The extra power of the PS3 and Xbox 360 generation heralded an important development in gaming: the dreams of matching the cinematic narrative style so prevalent in Hollywood could finally be realised. In hindsight, this strictly linear approach had arguably more failures than successes – for every Call Of Duty 4: Modern Warfare there was a HAZE, every Heavy Rain matched by a Turning Point. It was clear that pure power wasn’t enough – it had to be utilised not only by expert coders, but also by writers and directors who understood the need for deep, compelling characters in an exciting story.
And the absolute peak of this new wave was Naughty Dog’s expertly constructed Uncharted 2.
The first Uncharted had paved the way quite well. Establishing Nate Drake as a likeable protagonist that was equal parts Han Solo and Indiana Jones, Naughty Dog really revelled in realising their love for classic 80’s adventure movies. A thrilling chase through jungle ruins and countless gunfights, it was especially notable for using motion capture for extremely realistic animations and cutscenes. Its gameplay, however, was less revolutionary, with many complaining about the repetition of combat and a disturbing lack of player choice. There was a single set path and the game gave you delicious eye candy all along the way.
Uncharted 2 answered many of those complaints. They weren’t necessarily removed, but the design of the game was so spectacular that the enjoyment of the set path overcame the niggles. Jumping wildly between snow and earth, action and solitude, clambering and combat, it was a tour-de-force that still forms a yardstick for immersive narrative games. There was a supreme confidence that leaked from every pore of the design, a brave assertion from Naughty Dog that they could take you into the diverse action as never before. A few key scenes stand out – the prerelease hype centred much on a train level that was a full 3D model moving through a complete background, and the level where an attack helicopter reduces buildings to rubble is still a wonderful display of sliding grab-the-ledge-by-your-fingertips platforming. And then there’s the twenty minutes of walking quietly through a mountain village, playing football with the children. A literal breath of breath air between the falling and gunfire.

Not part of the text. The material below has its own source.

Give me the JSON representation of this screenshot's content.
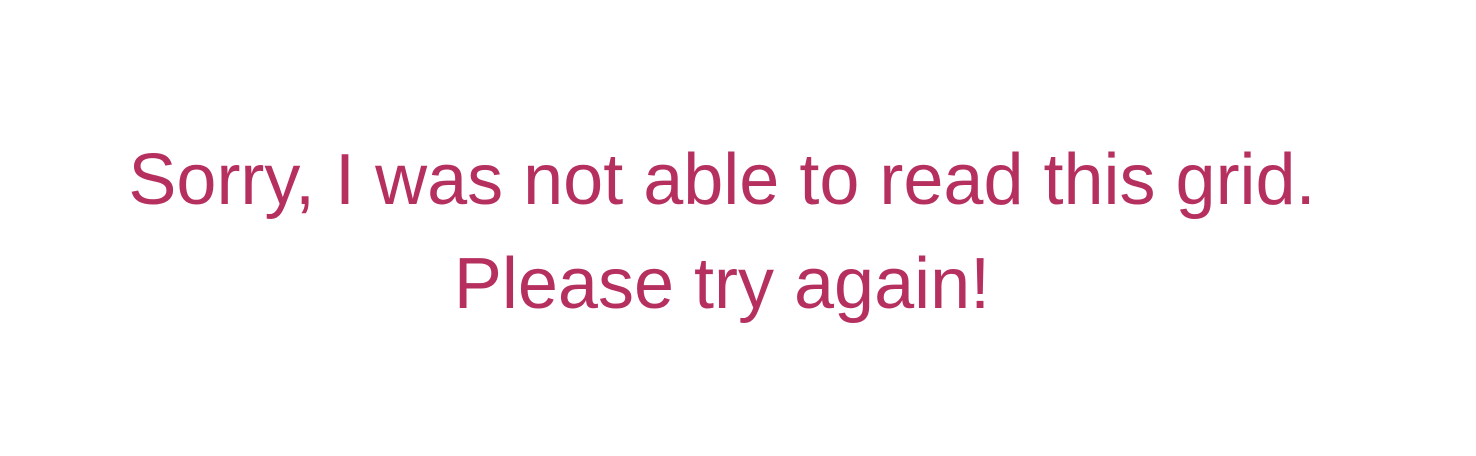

However, my favourite moment of Uncharted 2 – and the perfect showcase for the technological potential of the generation – comes just over half way through. In characteristic fashion, Drake finds himself driving a stolen enemy truck at the tail end of a convoy speeding away on the edge of a snowy mountain. The next five minutes has you inching forward from jeep to jeep, taking out enemies as you go, in a kind of high-speed moving platform sequence. The best trick that Naughty Dog pulled was to make the linear path feel elastic and spontaneous, a feeling that is solidified every time Drake just makes a jump or throws a baddie onto the speeding road seconds before the jeep explodes in a Lucas-esque fireball. For someone that grew up pretending that the floor was lava at any given opportunity, it really was the moment where video games made my Indiana Jones fantasies come true. I recently picked up the game again just to play through the sequence, and it’s still exhilarating.
Unfortunately, the flatline drudge of Uncharted 3 really emphasised what an amazing job Naughty Dog did with the second instalment. It’s a fine balance with this kind of game, and the third title just wasn’t able to paper over the cracks. However, the recent announcement of Uncharted 4 for PlayStation 4 really made the mouth water at the prospect of what the new power could bring to a team who has surely learnt from their mistakes. Hopefully it’ll capture that joy and adventurous wonder all over again.